Which brings me back to Albert O. Hirschman. A good twenty years after I read Exit, Voice, and Loyalty – okay, I admit it, it was more like thirty years, I came across a great biography of Hirschman’s life, Worldly Philosopher: The Odyssey of Albert O. Hirschman by Jeremy Adelman. By then, I was running a software company, which is perhaps not the ideal time to pick up a book of more than 650 pages; then again, it took me over a year to read the book and it helped me get back to sleep more than a few nights.
It turns out that Hirschman led a fascinating life – with plenty of decisions about exit, voice, and loyalty. Of Jewish descent, he fled Berlin in 1933 – a savvy exit if there ever was one- and became quite adept at forging identities and passports, a very useful skill at the time. He emigrated to the United States where he became an international development economist, and he spent a great deal of time advising South American governments. Hirschman led a relentlessly curious life, believing deeply in learning and discovery.

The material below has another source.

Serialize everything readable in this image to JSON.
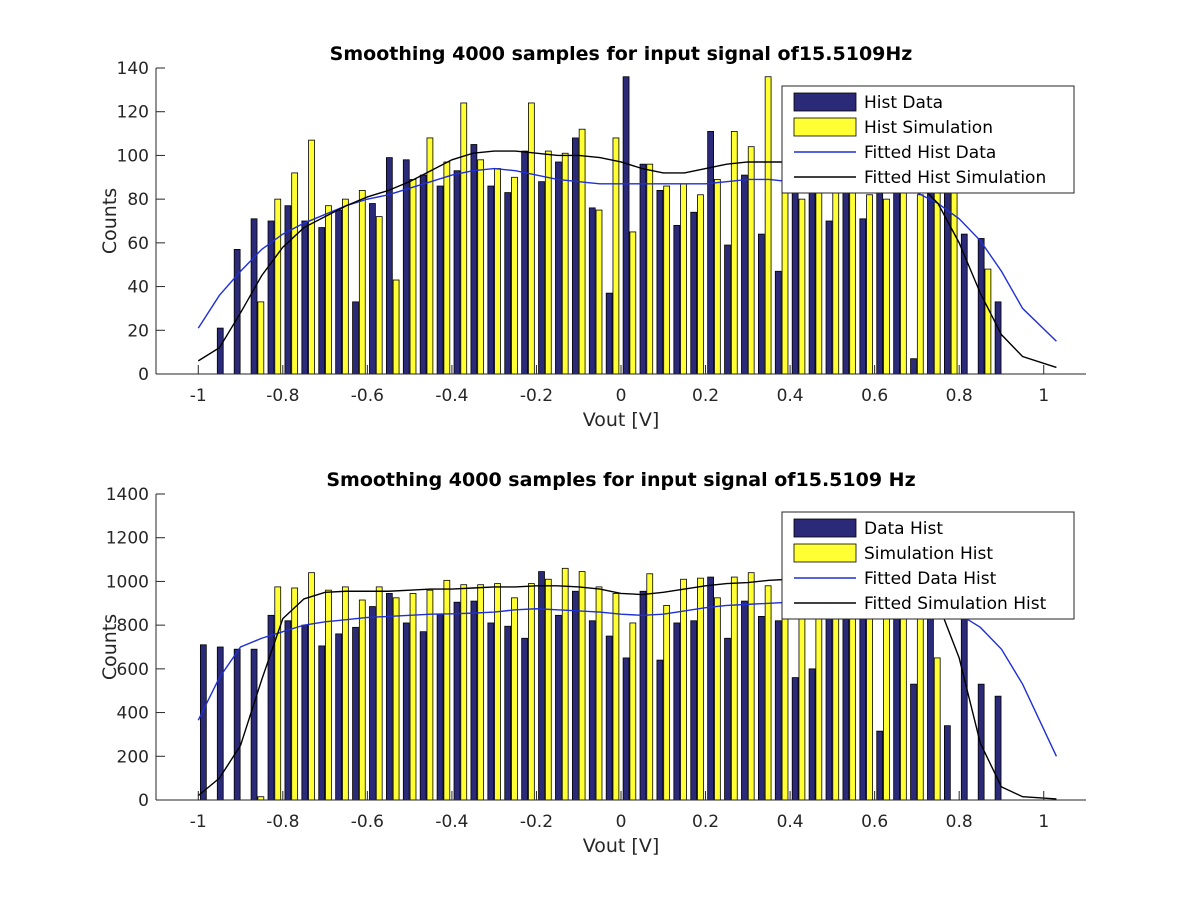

He was also massively distrustful of any academic theory that was not field-tested. Adelman, his biographer, wrote of Hirschman, “Underneath it all, Hirschman had a sense that human actions and choices were the engine of social possibilities and that any history of possible futures … starts its life as an observation of the human by another human.”
As you read about him you understand that when Hirschman wrote of exit, voice and loyalty, he was writing not only about organizations but also about whether to abandon or stay in a country. And his own life was an elaborate case study of such choices. He believed that humans could improve themselves and their decisions over time. But he also believed that many life choices and economic decisions have unintended consequences and side-effects – which are often more consequential than the original choice.
Hirschman lived to be 97 and he lived a big life. For him, for you, for me, the choices never stop as long as we are alive. We can only make them as best we can in the moment.
So, what will it be for you – exit, voice, or loyalty?
Patricia Insley
Hi, Doug – I love this philosophy – from an Economist, no less! – and would add one more reason to “exit” – and that is for growth. There are times when, despite a good organization/support network/path to success, that doing something else is an opportunity to learn, grow, and challenge oneself. People should have the courage to take on a new challenge even though there are not environmental forces pushing them away. Or maybe that’s just my excuse for having changed jobs so many times in my career!!??!!